Une ligne de défense que le parquet refuse de valider à ce stade et soumet à un feu de questions : « Est-ce que vraiment c'est dans le cadre du plan Orsec que les démolitions ont été opérées ? Est-ce que les conditions de mise en œuvre du plan Orsec ont été observées ? »
L'enjeu est de taille. Le plan Orsec est un dispositif d'urgence et de secours, encadré par des procédures strictes de déclenchement, de réquisition et de proportionnalité. S'il est prouvé qu'il a été détourné pour justifier une opération de déguerpissement classique, la responsabilité administrative et pénale des donneurs d'ordre serait lourdement engagée.
Le procureur résume la confusion qui règne dans le dossier : « Un, il dit c'est moi, l'autre dit c'est moi, et moi c'est sur la base du plan Orsec ». L'enquête doit désormais départager les versions et reconstituer la véritable chaîne de décision.
Le député de Gouméré-Tabagne dans le viseur
Autre rebondissement : un élu de la Nation entre dans le dossier. Le député de Gouméré-Tabagne est directement cité.
Le procureur a annoncé qu'une procédure est en cours pour pouvoir l'entendre. Une requête a été transmise à la procureure générale, via le parquet, afin de saisir le bureau de l'Assemblée nationale et d'obtenir la levée de son immunité parlementaire et l'autorisation de poursuites éventuelles.
L'objectif est clair : confronter ses déclarations aux autres et lever les « contradictions et incohérences » relevées par les enquêteurs.
Bacongo intouchable ? L'article 158 de la Constitution s'invite dans le débat
Une arrestation de Cissé Bacongo est-elle possible ? Koné Braman a calmé le jeu, en rappelant le statut particulier du ministre-gouverneur, présenté comme membre du gouvernement et placé sous l'autorité du Premier ministre.
Si l'instruction établissait sa responsabilité pour des faits commis dans l'exercice de ses fonctions, ce ne serait plus au tribunal ordinaire de juger. La procédure basculerait vers l'article 158 de la Constitution, qui confie à la Haute Cour de Justice la compétence exclusive pour juger le vice-président et les membres du gouvernement.
Les enjeux à venir :
Juridique : L'enquête passe d'une vérification de procédure à la recherche d'une infraction : destruction illégale de biens, abus d'autorité, usage frauduleux d'un dispositif d'urgence.

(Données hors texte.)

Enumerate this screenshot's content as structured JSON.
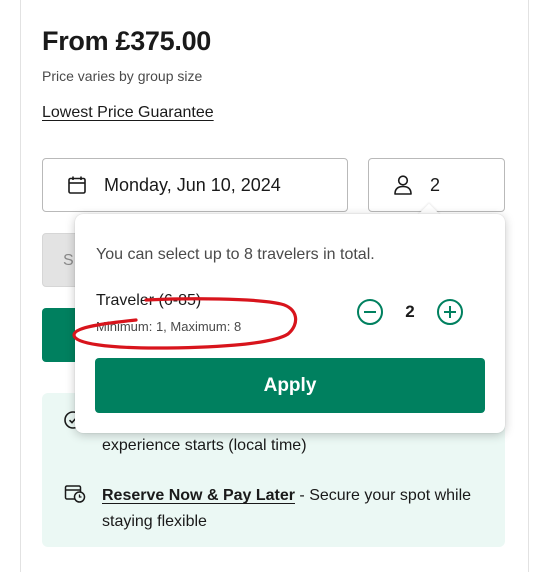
{
  "pricing": {
    "price": "From £375.00",
    "note": "Price varies by group size",
    "guarantee_link": "Lowest Price Guarantee"
  },
  "booking": {
    "date": "Monday, Jun 10, 2024",
    "travelers": "2",
    "check_button_partial": "S"
  },
  "traveler_popup": {
    "info": "You can select up to 8 travelers in total.",
    "category_label": "Traveler (6-85)",
    "limits": "Minimum: 1, Maximum: 8",
    "count": "2",
    "apply_label": "Apply"
  },
  "info_box": {
    "line1": "experience starts (local time)",
    "reserve_link": "Reserve Now & Pay Later",
    "reserve_text": " - Secure your spot while staying flexible"
  },
  "colors": {
    "brand_green": "#00805f",
    "info_bg": "#ebf8f4",
    "annotation_red": "#d8141c"
  },
  "icons": [
    "calendar-icon",
    "person-icon",
    "clock-check-icon",
    "calendar-clock-icon",
    "minus-icon",
    "plus-icon"
  ]
}
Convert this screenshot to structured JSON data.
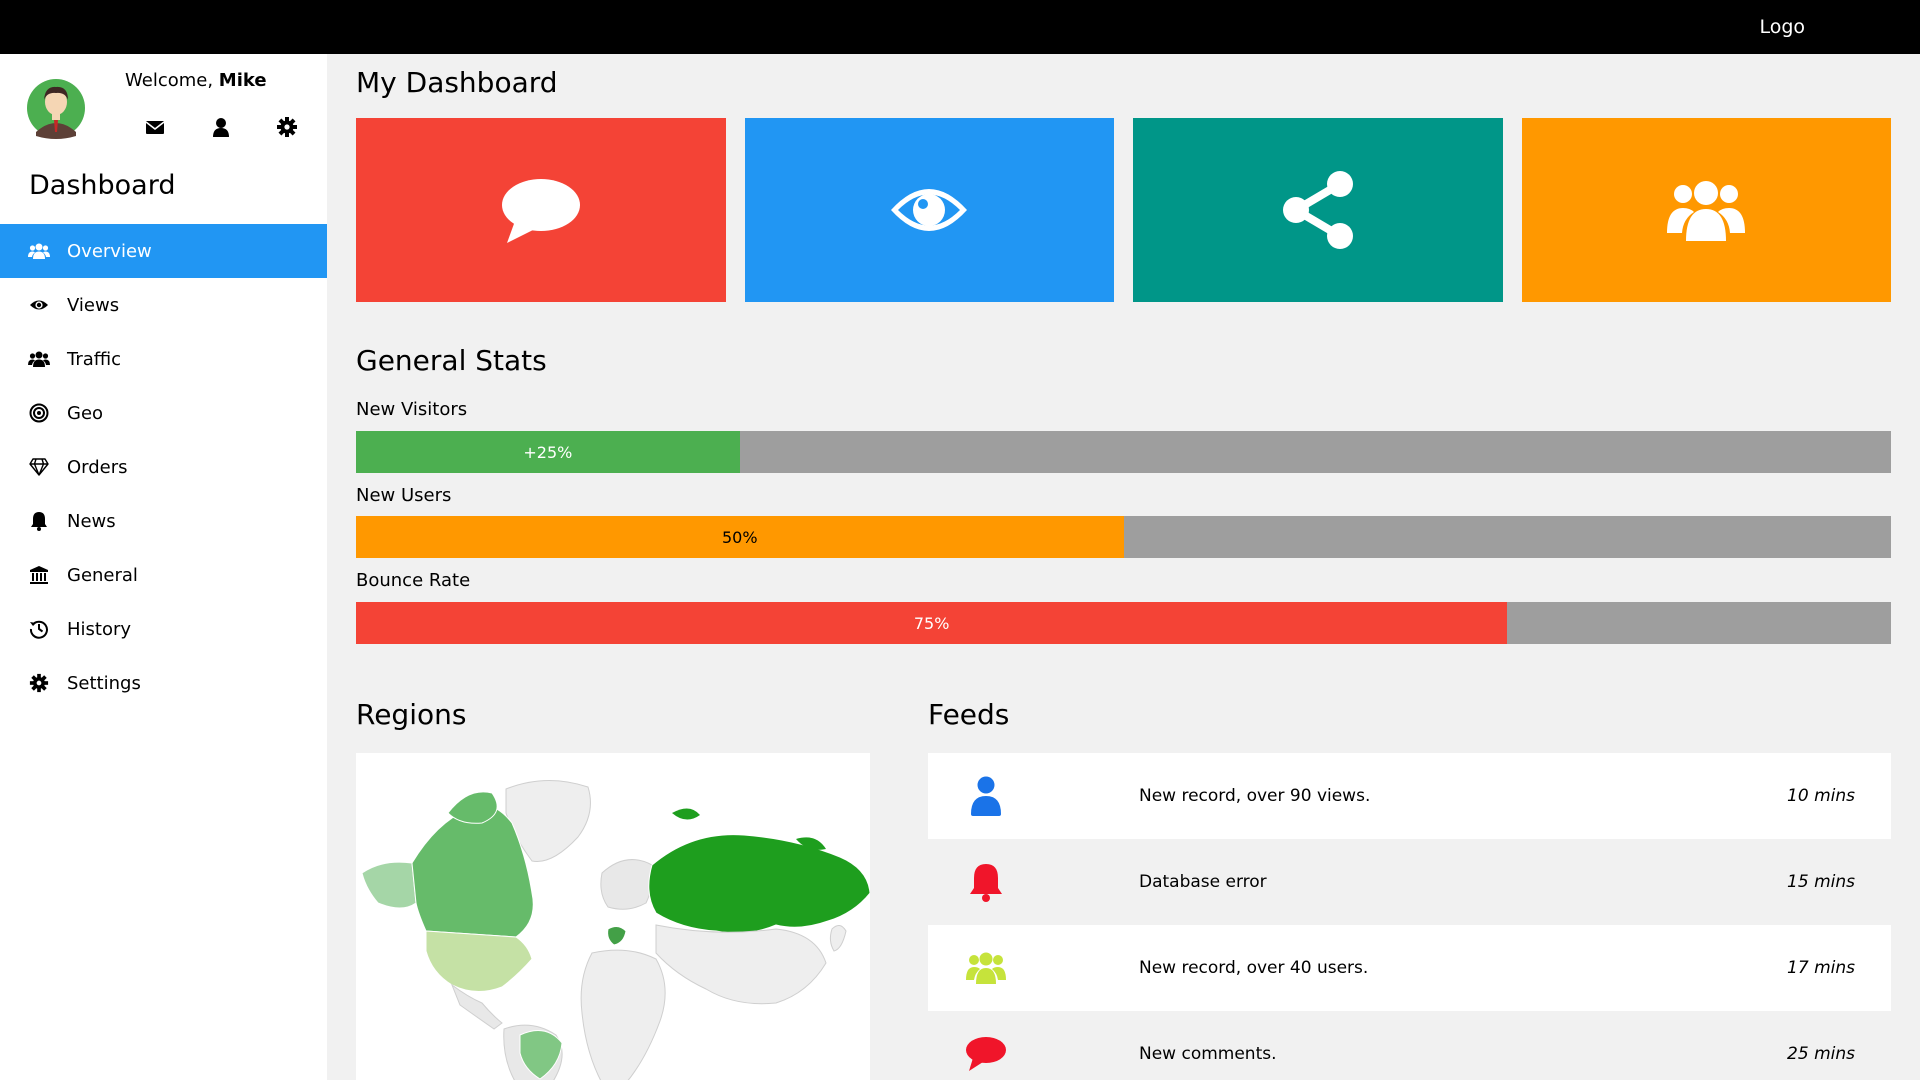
{
  "topbar": {
    "logo": "Logo"
  },
  "user": {
    "welcome_prefix": "Welcome,",
    "name": "Mike"
  },
  "sidebar": {
    "title": "Dashboard",
    "items": [
      {
        "label": "Overview",
        "icon": "users-icon"
      },
      {
        "label": "Views",
        "icon": "eye-icon"
      },
      {
        "label": "Traffic",
        "icon": "users-icon"
      },
      {
        "label": "Geo",
        "icon": "bullseye-icon"
      },
      {
        "label": "Orders",
        "icon": "diamond-icon"
      },
      {
        "label": "News",
        "icon": "bell-icon"
      },
      {
        "label": "General",
        "icon": "bank-icon"
      },
      {
        "label": "History",
        "icon": "history-icon"
      },
      {
        "label": "Settings",
        "icon": "cog-icon"
      }
    ]
  },
  "main": {
    "title": "My Dashboard",
    "tiles": [
      {
        "icon": "comment-icon",
        "color": "#f44336"
      },
      {
        "icon": "eye-icon",
        "color": "#2196f3"
      },
      {
        "icon": "share-icon",
        "color": "#009688"
      },
      {
        "icon": "users-icon",
        "color": "#ff9800"
      }
    ]
  },
  "stats": {
    "title": "General Stats",
    "items": [
      {
        "label": "New Visitors",
        "text": "+25%",
        "percent": 25,
        "color": "#4caf50",
        "text_color": "#ffffff"
      },
      {
        "label": "New Users",
        "text": "50%",
        "percent": 50,
        "color": "#ff9800",
        "text_color": "#000000"
      },
      {
        "label": "Bounce Rate",
        "text": "75%",
        "percent": 75,
        "color": "#f44336",
        "text_color": "#ffffff"
      }
    ]
  },
  "regions": {
    "title": "Regions"
  },
  "feeds": {
    "title": "Feeds",
    "items": [
      {
        "icon": "user-icon",
        "icon_color": "#2196f3",
        "text": "New record, over 90 views.",
        "time": "10 mins"
      },
      {
        "icon": "bell-icon",
        "icon_color": "#f44336",
        "text": "Database error",
        "time": "15 mins"
      },
      {
        "icon": "users-icon",
        "icon_color": "#cddc39",
        "text": "New record, over 40 users.",
        "time": "17 mins"
      },
      {
        "icon": "comment-icon",
        "icon_color": "#f44336",
        "text": "New comments.",
        "time": "25 mins"
      }
    ]
  }
}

Politique : Le dossier met face à face le District d'Abidjan et la justice, et pourrait déboucher sur une procédure exceptionnelle devant la Haute Cour et devant le bureau de l'Assemblée nationale. Deux institutions lourdes pour deux personnalités de premier plan.
Social : Pour les victimes de Campement, la déclaration du parquet change tout. Elle ouvre la voie à une reconnaissance de préjudice et à de potentielles demandes de réparation, puisque l'opération n'avait aucune base légale.
À ce stade, le parquet ne se prononce ni sur la culpabilité de Cissé Bacongo ni sur celle du député. Mais une digue a sauté : les démolitions de Koumassi-Campement n'étaient pas un acte de justice. Reste à savoir qui a donné l'ordre, et au nom de quoi.